Identitas yang Cair

Sumber foto: Berdikari Book
“Identitas tidaklah terberi sekali untuk selamanya: ia dibangun dan berubah sepanjang kurun hayat seseorang. [...] Tidak banyak unsur-unsur yang akan membentuk identitas kita sudah ada dalam diri ini sejak lahir.” Kata Amin Maalouf memulai bagian ketiga pada bab satu buku In the Name of Identity.

Memang benar. Kalau hendak dipertegas, identitas adalah konstruksi. Entah itu konstruksi lingkungan sosial ataupun konstruksi politis. Jenis kelamin dan warna kulit memang given. Tapi setiap masyarakat memandang signifikansi keduanya berbeda, bahkan kerap bertolak belakang. Terlahir sebagai perempuan di Minangkabau berbeda dengan terlahir di Jawa. Demikian pula perihal kulit yang sampai hari ini saya kira masih ada sisa-sisa politik apartheid: yang kulit putih lebih superior (cantik, tampan, pintar, dsb.) ketimbang yang kulit hitam.

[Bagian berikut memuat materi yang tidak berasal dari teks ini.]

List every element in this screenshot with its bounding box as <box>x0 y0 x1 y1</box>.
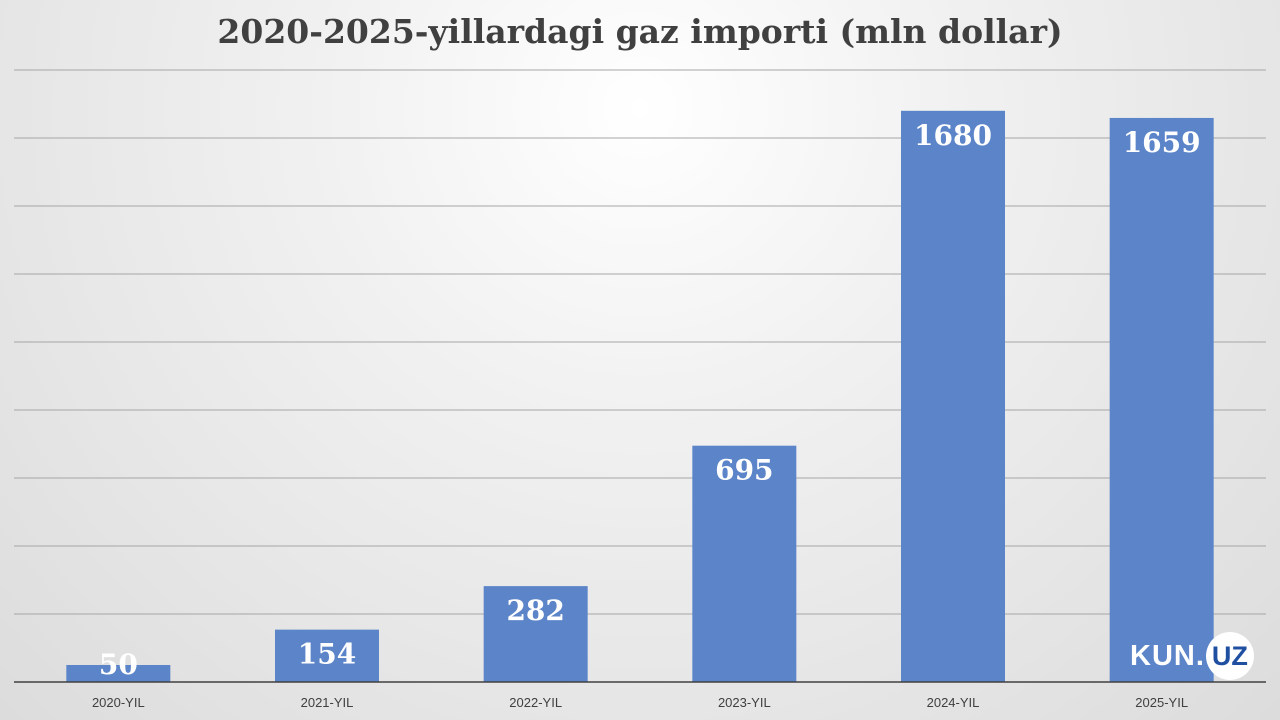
logo-text-uz: UZ <box>1211 640 1248 671</box>
chart-title: 2020-2025-yillardagi gaz importi (mln do… <box>217 12 1063 51</box>
bar-2020-yil <box>66 665 171 682</box>
x-tick-label: 2024-YIL <box>927 695 980 710</box>
bar-2021-yil <box>275 629 379 682</box>
bar-2022-yil <box>483 586 588 682</box>
data-label: 1680 <box>914 119 992 152</box>
data-label: 154 <box>298 638 356 671</box>
kun-uz-logo: KUN . UZ <box>1130 632 1254 680</box>
data-label: 1659 <box>1123 126 1201 159</box>
logo-circle: UZ <box>1205 632 1254 680</box>
data-label: 695 <box>715 454 773 487</box>
logo-text-kun: KUN <box>1130 639 1196 672</box>
x-tick-label: 2025-YIL <box>1135 695 1188 710</box>
bar-2023-yil <box>692 445 797 682</box>
x-tick-label: 2021-YIL <box>301 695 354 710</box>
bar-2025-yil <box>1109 117 1214 682</box>
logo-dot: . <box>1195 639 1204 672</box>
x-tick-label: 2022-YIL <box>509 695 562 710</box>
x-tick-label: 2020-YIL <box>92 695 145 710</box>
data-label: 282 <box>506 594 564 627</box>
x-tick-label: 2023-YIL <box>718 695 771 710</box>
data-label: 50 <box>99 648 138 681</box>
bar-2024-yil <box>901 110 1005 683</box>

Selalu ada konstruksi terhadap identitas. Konstruksi tersebut berimplikasi pada ketidaksetaraan identitas; superior dan inferior. Misalnya, identitas Barat masih dinilai superior ketimbang identitas Timur.

Identitas sebagai konstruksi adalah kepercayaan akan tidak adanya identitas tunggal. Saya sendiri menolak identitas tunggal. Jika yang banyak muncul ke permukaan adalah identitas berdasar agama, tidak serta merta agama sebagai identitas tunggal. Hanya soal yang dominan saja atau berbasis isu saja. Sebagai contoh, ketika Ahok dinilai menista agama, identitas agama muncul dan dominan. Dan orang-orang kemudian bersatu mengatasnamakan diri sebagai bangsa Indonesia ketika bendera Indonesia terbalik di buku panduan Sea Games 2017. Lebih kompleks lagi jika identitas dipolitisir untuk kepentingan meraih kekuasaan saja.


Chantal Mouffe menyebut: every identity is relational. Setiap identitas memiliki keterkaitan dengan ‘yang-lain’. “Identitas saya adalah apa yang mencegah saya menjadi identik dengan orang lain,” kata Amin Maalouf. Butuh orang lain (them) untuk menjustifikasi identitas kita (we). Konsekuensinya, tidak ada identitas yang penuh. Dalam identifikasi, selalu ada ruang kosong tempat bernanung ‘yang-lain’, yang non-identik. Meminjam pernyataan Emmanuel Levinas, ada ‘wajah yang-lain’ dalam diri ‘kita’.